We can begin by using Grid Search and the original parameter space, in order to compare timings with GBM and HistGBM.

In [None]:
# %%time

# This block times the execution of a GridSearchCV optimization using XGBoost (XGBRegressor).

# Define the hyperparameter grid to search:
# - 'max_depth': Maximum depth of each decision tree.
# - 'n_estimators': Number of boosting rounds (trees).
# - 'learning_rate': Step size shrinkage used to prevent overfitting.
# - 'objective': Specifies the learning task and corresponding loss function.

# Calculate total number of parameter combinations in the grid.

# Set up GridSearchCV with:
# - 5-fold cross-validation (KFold) and data shuffling.
# - Verbose output to monitor progress.
# - 4 parallel jobs for faster computation.
# - Training scores also returned for later evaluation.

# Fit the model using the selected input features and target.

# Print out the best parameters and corresponding score from the cross-validation process.


XGBoost is slightly more efficient than GBM, and achieves comparable results on a similar grid. We can use the Random Search to explore some more intensive models (more trees, lower learning rate), and add subsampling as an extra form of regularization.

In [None]:
# %%time

# This block times the execution of a RandomizedSearchCV optimization using XGBoost (XGBRegressor).
# Approximate runtime: 3 minutes 36 seconds.

# Define the hyperparameter distributions to sample from:
# - 'max_depth': Maximum depth of trees.
# - 'n_estimators': Number of boosting rounds.
# - 'learning_rate': Step size shrinkage.
# - 'objective': Loss function used by the model.
# - 'subsample': Fraction of training samples used for each tree to prevent overfitting.

# Calculate total number of possible parameter combinations (for reference only).

# Set up RandomizedSearchCV with:
# - 5-fold cross-validation (KFold) and data shuffling.
# - Verbose output to track progress.
# - Parallel processing with 4 jobs.
# - Return training scores.
# - Limit the number of sampled combinations to 30 (`n_iter=30`).

# Fit the model on selected features and targets.

# Print the best hyperparameter combination and the associated cross-validation score.


In [None]:
scores = pd.DataFrame(model.cv_results_)
scoresCV = scores[['params','mean_test_score','std_test_score','mean_train_score']].sort_values(by = 'mean_test_score', \
                                                    ascending = False)
scoresCV.head()

We are able to get slightly higher scores using this wider parameter space in combination with the Randomized Search, but again, the statistical significance of this increase is very low.

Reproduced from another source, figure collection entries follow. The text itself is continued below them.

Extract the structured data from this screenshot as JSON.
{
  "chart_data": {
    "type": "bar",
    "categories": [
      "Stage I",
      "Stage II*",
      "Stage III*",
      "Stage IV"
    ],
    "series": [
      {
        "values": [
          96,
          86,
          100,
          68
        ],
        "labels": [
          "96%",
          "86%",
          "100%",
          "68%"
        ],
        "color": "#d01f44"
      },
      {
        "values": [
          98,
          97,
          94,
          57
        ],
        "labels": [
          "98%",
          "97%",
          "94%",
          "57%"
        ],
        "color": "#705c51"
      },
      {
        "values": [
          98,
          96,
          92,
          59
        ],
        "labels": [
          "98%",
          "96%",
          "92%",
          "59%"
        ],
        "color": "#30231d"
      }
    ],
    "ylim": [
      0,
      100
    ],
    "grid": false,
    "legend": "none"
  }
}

We can also look for outlier fraction and NMAD:

In [None]:
y_pred_bm = cross_val_predict(bm, sel_features, sel_target.values.ravel(), cv = KFold(n_splits=5, shuffle = True, random_state=5))

In [None]:
print(len(np.where(np.abs(sel_target.values.ravel()-y_pred_bm)>0.15*(1+sel_target.values.ravel()))[0])/len(sel_target.values.ravel()))

print(1.48*np.median(np.abs(sel_target.values.ravel()-y_pred_bm)/(1 + sel_target.values.ravel())))

### Conclusion: all boosting algorithms behave fairly similarly for this data set. It might be worth simply using the fastest one (HistGBR + Random Search).